A EFD-Contribuições também precisa ser conciliada


No campo das obrigações que compõem o Sistema Público de Escrituração Digital (SPED), os desafios ainda são vários, estando algumas empresas bem adiantadas no atendimento às particularidades dos projetos, enquanto outras nem tanto.

Em especial, no que diz respeito à EFD-Contribuições (Escrituração Fiscal Digital da Contribuição para o PIS/PASEP, da Contribuição para o Financiamento da Seguridade Social - COFINS e da Contribuição Previdenciária sobre a Receita), particularmente por ser novidade para alguns, é preciso redobrar os cuidados.

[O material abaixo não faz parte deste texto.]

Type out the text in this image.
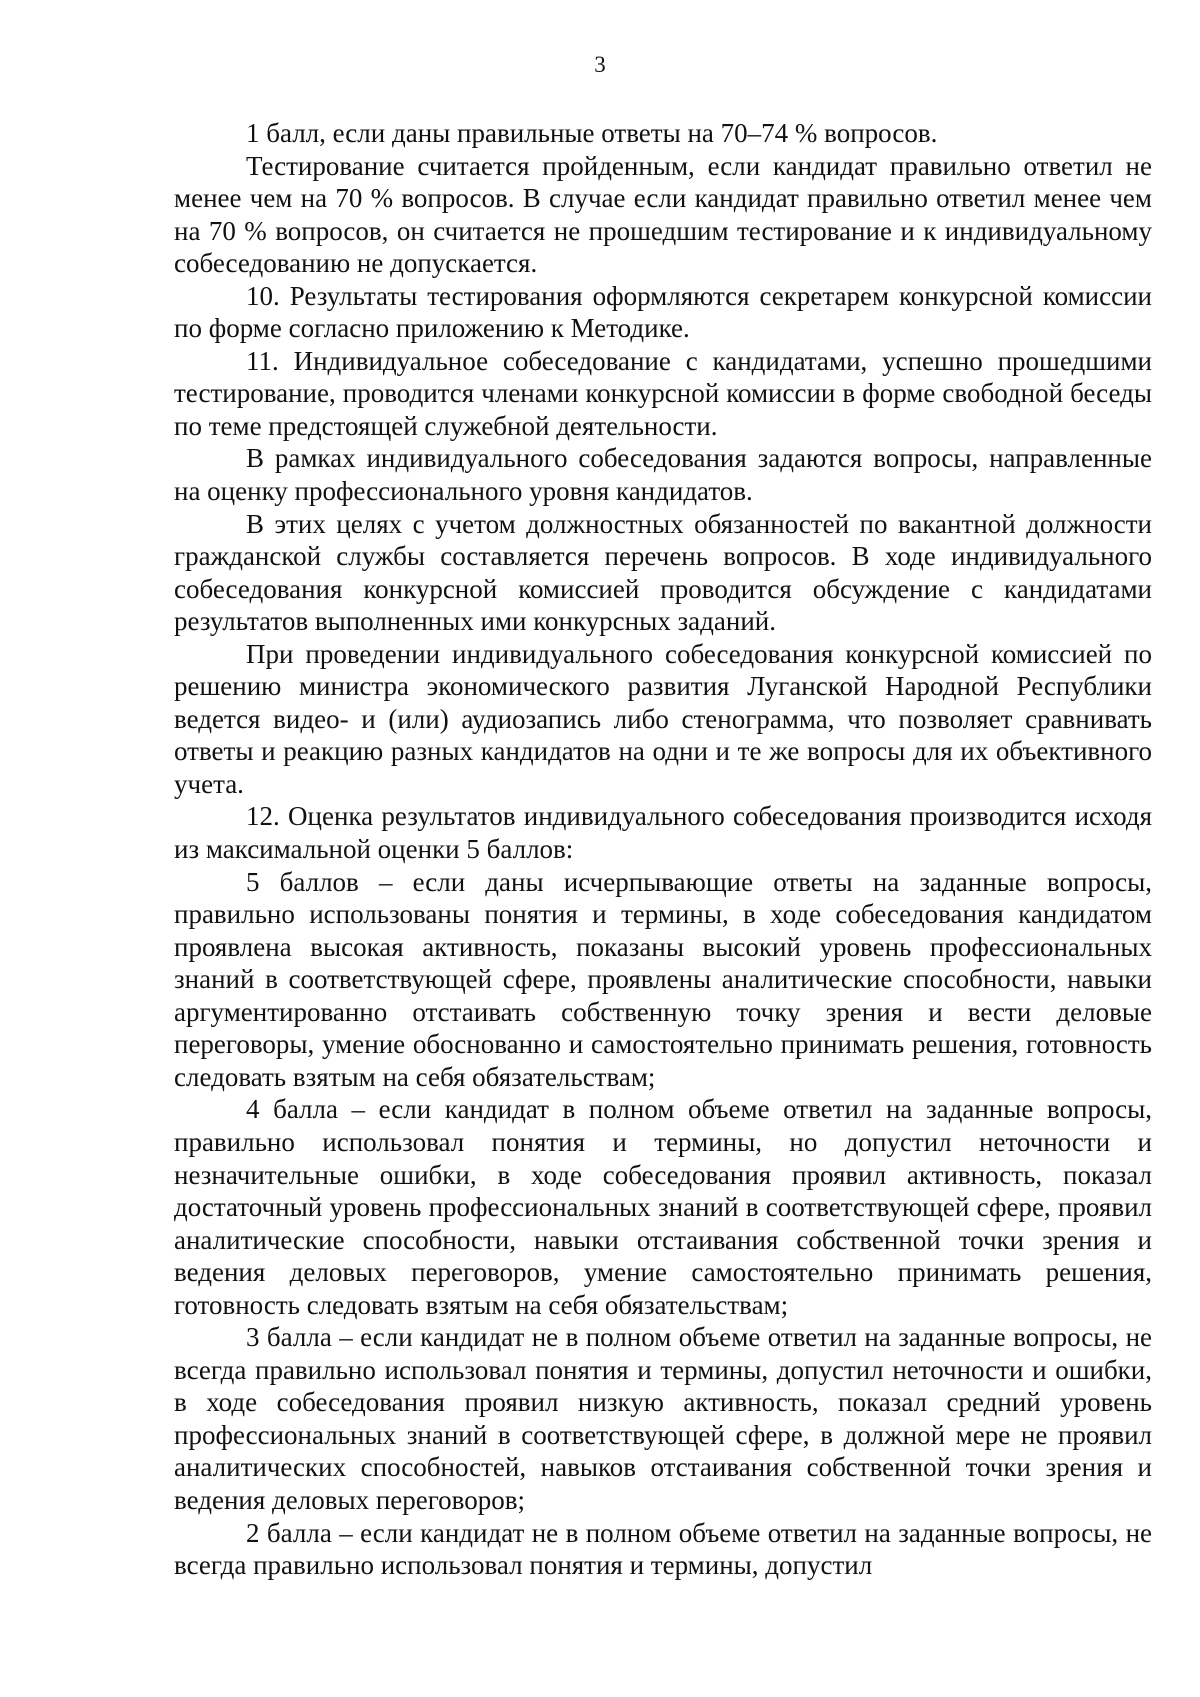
3

1 балл, если даны правильные ответы на 70–74 % вопросов.

Тестирование считается пройденным, если кандидат правильно ответил не менее чем на 70 % вопросов. В случае если кандидат правильно ответил менее чем на 70 % вопросов, он считается не прошедшим тестирование и к индивидуальному собеседованию не допускается.

10. Результаты тестирования оформляются секретарем конкурсной комиссии по форме согласно приложению к Методике.

11. Индивидуальное собеседование с кандидатами, успешно прошедшими тестирование, проводится членами конкурсной комиссии в форме свободной беседы по теме предстоящей служебной деятельности.

В рамках индивидуального собеседования задаются вопросы, направленные на оценку профессионального уровня кандидатов.

В этих целях с учетом должностных обязанностей по вакантной должности гражданской службы составляется перечень вопросов. В ходе индивидуального собеседования конкурсной комиссией проводится обсуждение с кандидатами результатов выполненных ими конкурсных заданий.

При проведении индивидуального собеседования конкурсной комиссией по решению министра экономического развития Луганской Народной Республики ведется видео- и (или) аудиозапись либо стенограмма, что позволяет сравнивать ответы и реакцию разных кандидатов на одни и те же вопросы для их объективного учета.

12. Оценка результатов индивидуального собеседования производится исходя из максимальной оценки 5 баллов:

5 баллов – если даны исчерпывающие ответы на заданные вопросы, правильно использованы понятия и термины, в ходе собеседования кандидатом проявлена высокая активность, показаны высокий уровень профессиональных знаний в соответствующей сфере, проявлены аналитические способности, навыки аргументированно отстаивать собственную точку зрения и вести деловые переговоры, умение обоснованно и самостоятельно принимать решения, готовность следовать взятым на себя обязательствам;

4 балла – если кандидат в полном объеме ответил на заданные вопросы, правильно использовал понятия и термины, но допустил неточности и незначительные ошибки, в ходе собеседования проявил активность, показал достаточный уровень профессиональных знаний в соответствующей сфере, проявил аналитические способности, навыки отстаивания собственной точки зрения и ведения деловых переговоров, умение самостоятельно принимать решения, готовность следовать взятым на себя обязательствам;

3 балла – если кандидат не в полном объеме ответил на заданные вопросы, не всегда правильно использовал понятия и термины, допустил неточности и ошибки, в ходе собеседования проявил низкую активность, показал средний уровень профессиональных знаний в соответствующей сфере, в должной мере не проявил аналитических способностей, навыков отстаивания собственной точки зрения и ведения деловых переговоров;

2 балла – если кандидат не в полном объеме ответил на заданные вопросы, не всегда правильно использовал понятия и термины, допустил
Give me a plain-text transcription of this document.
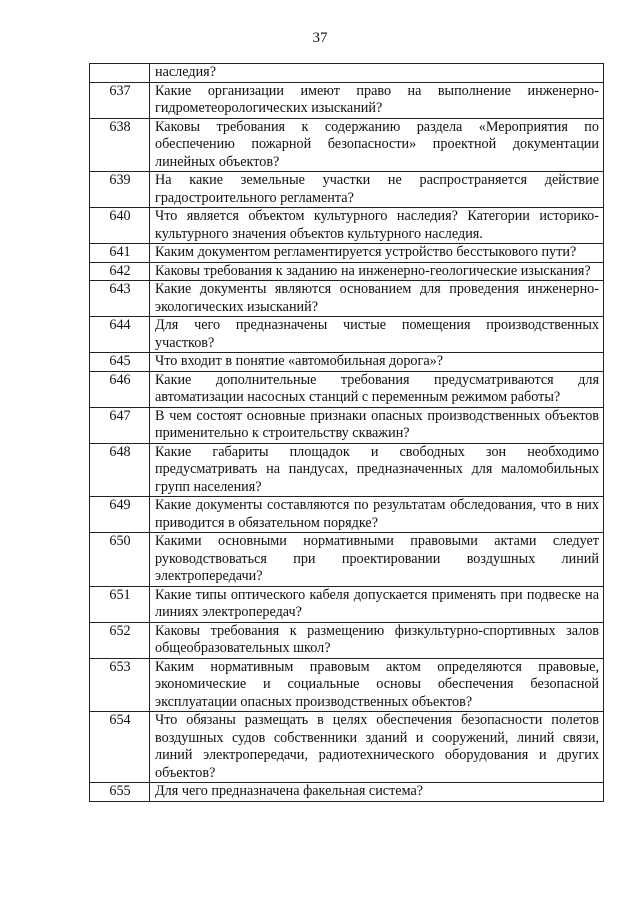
37
	наследия?
637	Какие организации имеют право на выполнение инженерно-гидрометеорологических изысканий?
638	Каковы требования к содержанию раздела «Мероприятия по обеспечению пожарной безопасности» проектной документации линейных объектов?
639	На какие земельные участки не распространяется действие градостроительного регламента?
640	Что является объектом культурного наследия? Категории историко-культурного значения объектов культурного наследия.
641	Каким документом регламентируется устройство бесстыкового пути?
642	Каковы требования к заданию на инженерно-геологические изыскания?
643	Какие документы являются основанием для проведения инженерно-экологических изысканий?
644	Для чего предназначены чистые помещения производственных участков?
645	Что входит в понятие «автомобильная дорога»?
646	Какие дополнительные требования предусматриваются для автоматизации насосных станций с переменным режимом работы?
647	В чем состоят основные признаки опасных производственных объектов применительно к строительству скважин?
648	Какие габариты площадок и свободных зон необходимо предусматривать на пандусах, предназначенных для маломобильных групп населения?
649	Какие документы составляются по результатам обследования, что в них приводится в обязательном порядке?
650	Какими основными нормативными правовыми актами следует руководствоваться при проектировании воздушных линий электропередачи?
651	Какие типы оптического кабеля допускается применять при подвеске на линиях электропередач?
652	Каковы требования к размещению физкультурно-спортивных залов общеобразовательных школ?
653	Каким нормативным правовым актом определяются правовые, экономические и социальные основы обеспечения безопасной эксплуатации опасных производственных объектов?
654	Что обязаны размещать в целях обеспечения безопасности полетов воздушных судов собственники зданий и сооружений, линий связи, линий электропередачи, радиотехнического оборудования и других объектов?
655	Для чего предназначена факельная система?
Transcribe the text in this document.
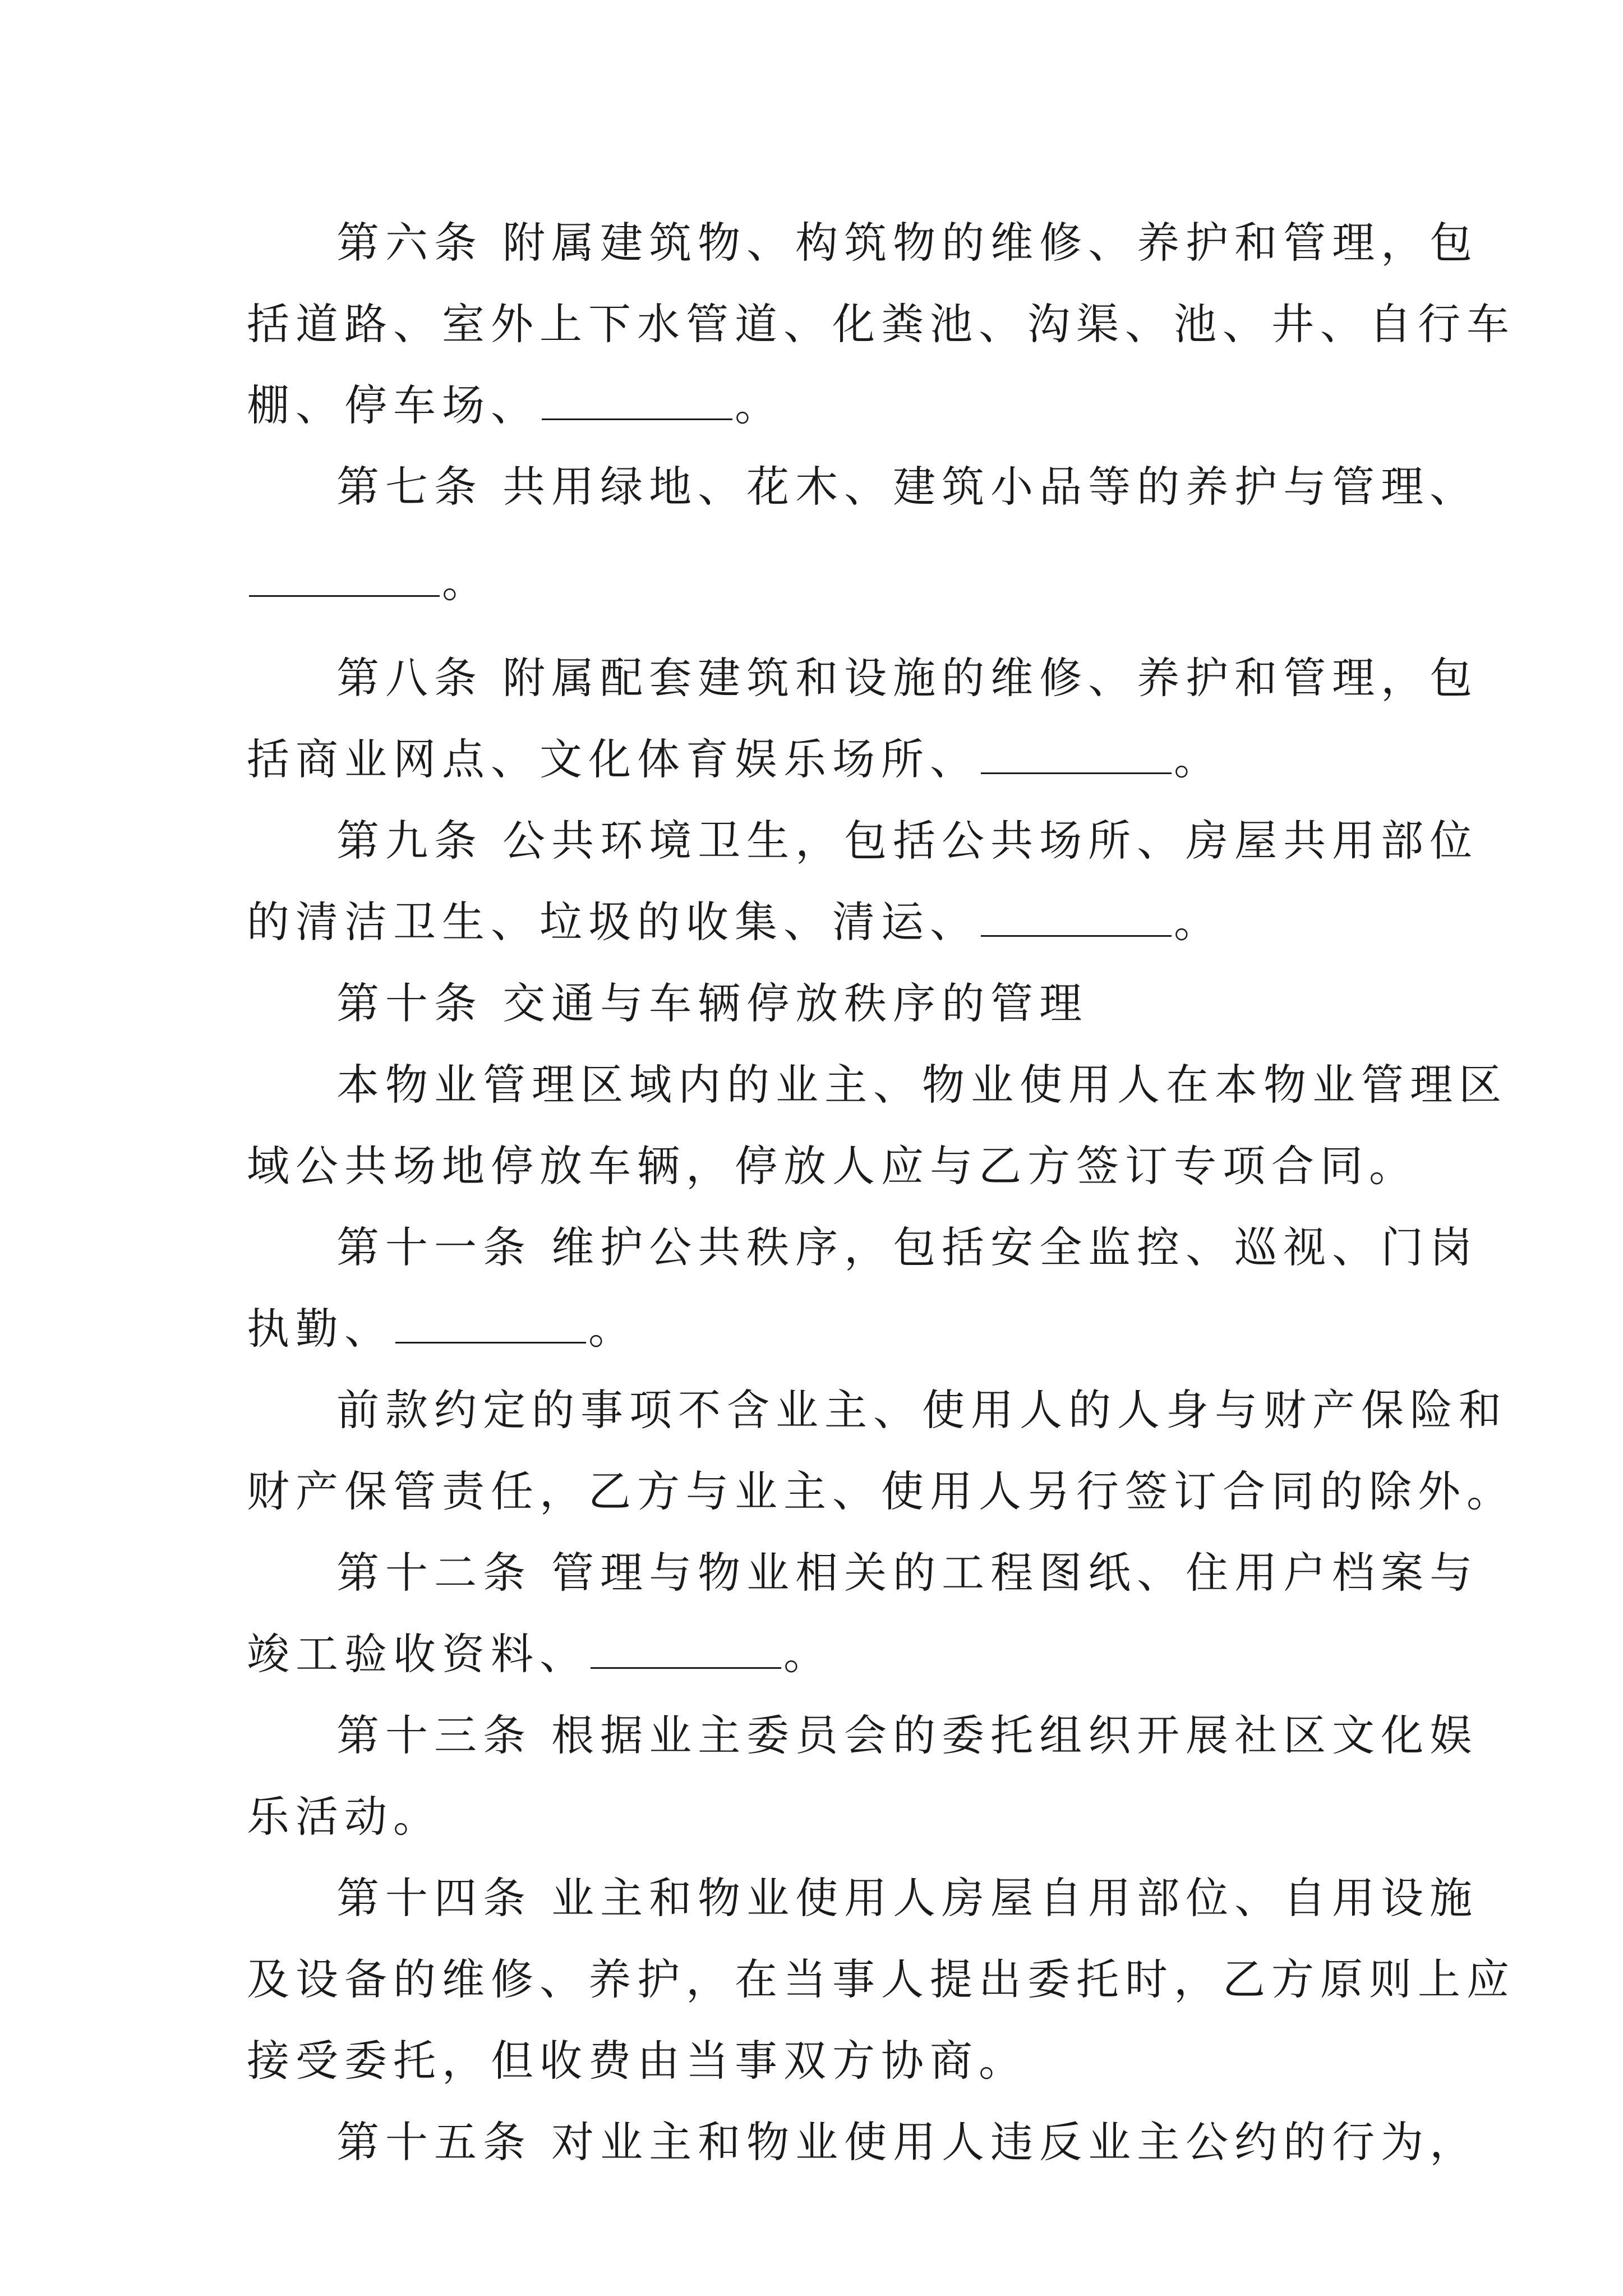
第六条 附属建筑物、构筑物的维修、养护和管理，包
括道路、室外上下水管道、化粪池、沟渠、池、井、自行车
棚、停车场、	。
第七条 共用绿地、花木、建筑小品等的养护与管理、
。
第八条 附属配套建筑和设施的维修、养护和管理，包
括商业网点、文化体育娱乐场所、	。
第九条 公共环境卫生，包括公共场所、房屋共用部位
的清洁卫生、垃圾的收集、清运、	。
第十条 交通与车辆停放秩序的管理
本物业管理区域内的业主、物业使用人在本物业管理区
域公共场地停放车辆，停放人应与乙方签订专项合同。
第十一条 维护公共秩序，包括安全监控、巡视、门岗
执勤、	。
前款约定的事项不含业主、使用人的人身与财产保险和
财产保管责任，乙方与业主、使用人另行签订合同的除外。
第十二条 管理与物业相关的工程图纸、住用户档案与
竣工验收资料、	。
第十三条 根据业主委员会的委托组织开展社区文化娱
乐活动。
第十四条 业主和物业使用人房屋自用部位、自用设施
及设备的维修、养护，在当事人提出委托时，乙方原则上应
接受委托，但收费由当事双方协商。
第十五条 对业主和物业使用人违反业主公约的行为，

Além das verificações costumeiras, como, por exemplo, a conciliação da receita escriturada com a efetiva, é importante que o gestor se atente também para o saldo da contribuição social a pagar ou recolher, visto que, em regra, precisa haver coincidência com aquele que constou do DARF (Documentos de Arrecadação de Receitas Federais).

Um dos motivos para este destaque é que nas hipóteses em que há a compensação de algum crédito, como ocorre nos casos em que a empresa sofre a retenção junto à fonte pagadora dos serviços ou por conta de fornecimento à administração pública, as informações pertinentes precisam ser indicadas em registros específicos.

Caso hipoteticamente ficasse prejudicada tal informação, seja devido a esquecimento, seja por falha computacional, o risco a ser enfrentado é o de declarar ao Fisco uma dívida que na verdade não existe ou que é divergente da efetiva, o que expõe a empresa a ônus desnecessário.

Adicionalmente não se deve desprezar o fato de que a Fazenda pode demorar para concluir a crítica das informações, o que poderia instalar um quadro de total confusão no negócio, em particular, se tiver expirado o prazo para retificação dos dados.